Gangguan reproduksi adalah kegagalan wanita dalam manajemen kesehatan


reproduksi. Permasalahan dalam bidang kesehatan reproduksi salah satunya adalah
masalah reproduksi yang berhubungan dengan gangguan sistem reproduksi. Hal ini
mencakup infeksi, gangguan menstruasi, masalah struktur, keganasan pada alat
reproduksi wanita, infertilitas dan lain-lain (Essawibawa, 2011). Macam-macam
gangguan reproduksi seperti gangguan menstruasi yang meliputi dismenorea,
menorhagia, hipermenorea, metroraghia, pseudo amenore dan gangguan reproduksi
nyeri abdomen dan panggul yang meliputi nyeri akut, nyeri kronis, inkontinensia urine,
tumor / kanker pada endometrium dan kista bartholini (Nugroho, 2012).

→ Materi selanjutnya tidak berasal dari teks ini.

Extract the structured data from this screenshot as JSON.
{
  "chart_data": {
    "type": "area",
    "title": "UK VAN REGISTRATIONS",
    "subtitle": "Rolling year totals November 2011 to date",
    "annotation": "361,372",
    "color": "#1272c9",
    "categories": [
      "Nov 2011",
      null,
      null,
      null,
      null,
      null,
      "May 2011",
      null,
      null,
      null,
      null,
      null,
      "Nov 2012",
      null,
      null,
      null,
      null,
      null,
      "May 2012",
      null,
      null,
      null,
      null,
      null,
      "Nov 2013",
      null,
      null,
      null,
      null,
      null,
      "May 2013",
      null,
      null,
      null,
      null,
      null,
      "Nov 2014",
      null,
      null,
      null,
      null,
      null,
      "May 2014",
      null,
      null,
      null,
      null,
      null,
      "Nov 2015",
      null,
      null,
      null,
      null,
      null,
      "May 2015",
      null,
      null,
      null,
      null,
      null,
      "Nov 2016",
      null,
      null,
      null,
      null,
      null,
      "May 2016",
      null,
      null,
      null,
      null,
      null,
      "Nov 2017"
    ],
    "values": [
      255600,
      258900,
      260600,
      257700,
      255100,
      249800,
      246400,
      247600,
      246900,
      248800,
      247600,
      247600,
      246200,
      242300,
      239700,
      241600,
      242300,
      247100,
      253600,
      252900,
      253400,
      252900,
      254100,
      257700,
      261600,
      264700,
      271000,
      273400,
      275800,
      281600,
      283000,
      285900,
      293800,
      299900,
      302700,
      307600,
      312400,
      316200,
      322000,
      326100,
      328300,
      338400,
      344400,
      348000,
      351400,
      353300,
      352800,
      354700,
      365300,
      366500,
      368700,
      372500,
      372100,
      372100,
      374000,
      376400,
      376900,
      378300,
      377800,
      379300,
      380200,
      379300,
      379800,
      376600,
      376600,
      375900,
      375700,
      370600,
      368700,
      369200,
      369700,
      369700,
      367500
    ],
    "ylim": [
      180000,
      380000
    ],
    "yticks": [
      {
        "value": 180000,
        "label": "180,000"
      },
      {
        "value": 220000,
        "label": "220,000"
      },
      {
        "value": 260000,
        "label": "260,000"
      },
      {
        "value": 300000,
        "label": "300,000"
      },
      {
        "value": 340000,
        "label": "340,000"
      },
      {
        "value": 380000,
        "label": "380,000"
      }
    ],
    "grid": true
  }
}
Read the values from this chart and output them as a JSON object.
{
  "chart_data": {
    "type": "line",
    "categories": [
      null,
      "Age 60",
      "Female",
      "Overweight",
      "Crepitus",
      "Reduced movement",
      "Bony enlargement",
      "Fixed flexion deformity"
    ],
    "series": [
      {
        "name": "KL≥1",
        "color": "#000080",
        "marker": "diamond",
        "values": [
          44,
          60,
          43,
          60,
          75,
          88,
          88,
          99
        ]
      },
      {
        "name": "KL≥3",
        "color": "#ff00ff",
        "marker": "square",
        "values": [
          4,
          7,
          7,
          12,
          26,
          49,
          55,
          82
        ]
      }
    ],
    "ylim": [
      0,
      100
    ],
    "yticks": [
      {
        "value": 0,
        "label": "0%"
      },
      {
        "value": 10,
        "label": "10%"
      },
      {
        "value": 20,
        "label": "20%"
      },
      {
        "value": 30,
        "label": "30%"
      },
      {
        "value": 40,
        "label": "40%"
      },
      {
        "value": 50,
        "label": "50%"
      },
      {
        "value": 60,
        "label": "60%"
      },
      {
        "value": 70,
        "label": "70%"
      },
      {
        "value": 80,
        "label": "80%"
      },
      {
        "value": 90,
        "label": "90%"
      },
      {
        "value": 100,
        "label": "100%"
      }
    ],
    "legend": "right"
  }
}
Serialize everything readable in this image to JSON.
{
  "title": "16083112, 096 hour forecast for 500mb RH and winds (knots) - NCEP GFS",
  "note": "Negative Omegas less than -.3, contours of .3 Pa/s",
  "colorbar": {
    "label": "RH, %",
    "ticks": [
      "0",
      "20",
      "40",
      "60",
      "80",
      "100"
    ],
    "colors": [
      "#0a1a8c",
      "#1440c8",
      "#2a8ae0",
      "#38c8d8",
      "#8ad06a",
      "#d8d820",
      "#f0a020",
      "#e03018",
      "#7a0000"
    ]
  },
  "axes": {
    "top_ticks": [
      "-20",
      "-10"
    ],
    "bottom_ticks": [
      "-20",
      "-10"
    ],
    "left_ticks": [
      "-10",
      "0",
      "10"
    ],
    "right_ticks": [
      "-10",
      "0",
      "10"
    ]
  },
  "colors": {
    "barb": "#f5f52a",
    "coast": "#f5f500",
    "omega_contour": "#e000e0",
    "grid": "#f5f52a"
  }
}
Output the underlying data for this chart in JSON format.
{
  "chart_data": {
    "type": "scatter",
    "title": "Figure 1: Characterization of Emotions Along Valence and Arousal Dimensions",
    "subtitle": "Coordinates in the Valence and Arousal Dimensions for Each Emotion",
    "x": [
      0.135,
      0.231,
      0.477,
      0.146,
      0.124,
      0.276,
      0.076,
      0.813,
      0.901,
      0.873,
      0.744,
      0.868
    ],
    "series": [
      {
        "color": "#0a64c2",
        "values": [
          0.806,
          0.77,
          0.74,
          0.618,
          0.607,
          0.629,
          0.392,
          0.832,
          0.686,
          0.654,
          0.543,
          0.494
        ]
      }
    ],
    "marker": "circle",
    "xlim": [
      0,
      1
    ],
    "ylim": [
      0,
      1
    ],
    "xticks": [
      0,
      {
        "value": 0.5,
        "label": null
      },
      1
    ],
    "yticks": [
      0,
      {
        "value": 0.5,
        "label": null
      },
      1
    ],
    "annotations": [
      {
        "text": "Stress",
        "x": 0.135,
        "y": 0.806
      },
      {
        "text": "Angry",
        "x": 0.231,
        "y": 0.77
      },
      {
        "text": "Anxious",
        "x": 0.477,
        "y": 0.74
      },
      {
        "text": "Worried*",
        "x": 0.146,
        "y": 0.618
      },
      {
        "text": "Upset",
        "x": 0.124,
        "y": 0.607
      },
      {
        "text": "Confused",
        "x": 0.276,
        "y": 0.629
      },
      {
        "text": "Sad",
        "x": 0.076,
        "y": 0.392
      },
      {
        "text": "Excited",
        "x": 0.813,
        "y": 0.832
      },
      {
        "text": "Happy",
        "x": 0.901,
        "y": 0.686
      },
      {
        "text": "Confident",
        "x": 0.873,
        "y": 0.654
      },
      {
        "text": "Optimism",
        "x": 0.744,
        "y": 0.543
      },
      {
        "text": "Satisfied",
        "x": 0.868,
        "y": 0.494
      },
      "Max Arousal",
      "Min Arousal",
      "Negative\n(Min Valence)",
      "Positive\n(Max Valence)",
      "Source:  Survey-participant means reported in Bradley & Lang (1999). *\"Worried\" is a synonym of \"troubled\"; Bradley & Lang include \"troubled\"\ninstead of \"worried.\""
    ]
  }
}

Kista adalah tumor jinak di organ reproduksi perempuan yang paling sering ditemui.
Bentuknya kistik, berisi cairan kental, dan ada pula yang berbentuk anggur. Kista juga
ada yang berisi udara, cairan, nanah, ataupun bahan-bahan lainnya. Kista termasuk
tumor jinak yang terbungkus selaput semacam jaringan. Kumpulan sel-sel tumor itu
terpisah dengan jaringan normal di sekitarnya dan tidak dapat menyebar ke bagian
tubuh lain. Itulah sebabnya tumor jinak relatif mudah diangkat dengan jalan
pembedahan, dan tidak membahayakan kesehatan penderitanya (Marmi, 2011). Pasien
dengan kista bartholini membutuhkan pertolongan medis yang tepat, jika tidak segera
ditangani akan mengakibatkan infeksi dan kematian (Prawirohardjo, 2011)

1.2 Tujuan
1.2.1 Tujuan Umum
Mahasiswa mampu menjelaskan asuhan kebidanan pada pasien dengan kista bartholini
sesuai dengan manajemen Varney, dan mendokumentasikan asuhan yang diberikan dalam
bentuk SOAP.
1.2.2 Tujuan Khusus
1. Mampu melakukan pengkajian data subjektif dan data objektif pada kista bartholini
2. Mampu mengidentifikasi diagnosa dan masalah aktual pada kista bartholini
3. Mampu mengidentifikasi diagnosa potensial dan masalah potensial yang mungkin
muncul pada kista bartholini
4. Mampu mengidentifikasi kebutuhan tindakan segera pada kista bartholini
5. Mampu mengembangkan rencana tindakan asuhan kebidanan secara menyeluruh pada
kista bartholini
6. Mampu melaksanakan rencana tindakan asuhan kebidanan yang menyeluruh sesuai
rencana asuhan pada kista bartholini
7. Mampu melakukan evaluasi terhadap asuhan yang diberikan pada kista bartholini
1.3 Manfaat
1.3.1 Manfaat Bagi Rumah Sakit
Rumah Sakit mendapat bantuan tenaga kesehatan untuk melayani pasiennya
1.3.2 Manfaat Bagi Instuisi Pendidikan
Mempererat hubungan kerja sama dengan Rumah Sakit.
1.3.3 Manfaat Bagi Pasien
Mahasiswa mampu mengaplikasikan teori yang telah dipelajari kepada pasien dan mampu
memberikan asuhan kebidanan secara komprehensif
BAB 2
TINJAUAN PUSTAKA
2.1 Konsep Dasar Kista Bartholini
2.1.1 Pengertian
Kista bartolini merupakan benjolan berbentuk kantong yang mengandung cairan.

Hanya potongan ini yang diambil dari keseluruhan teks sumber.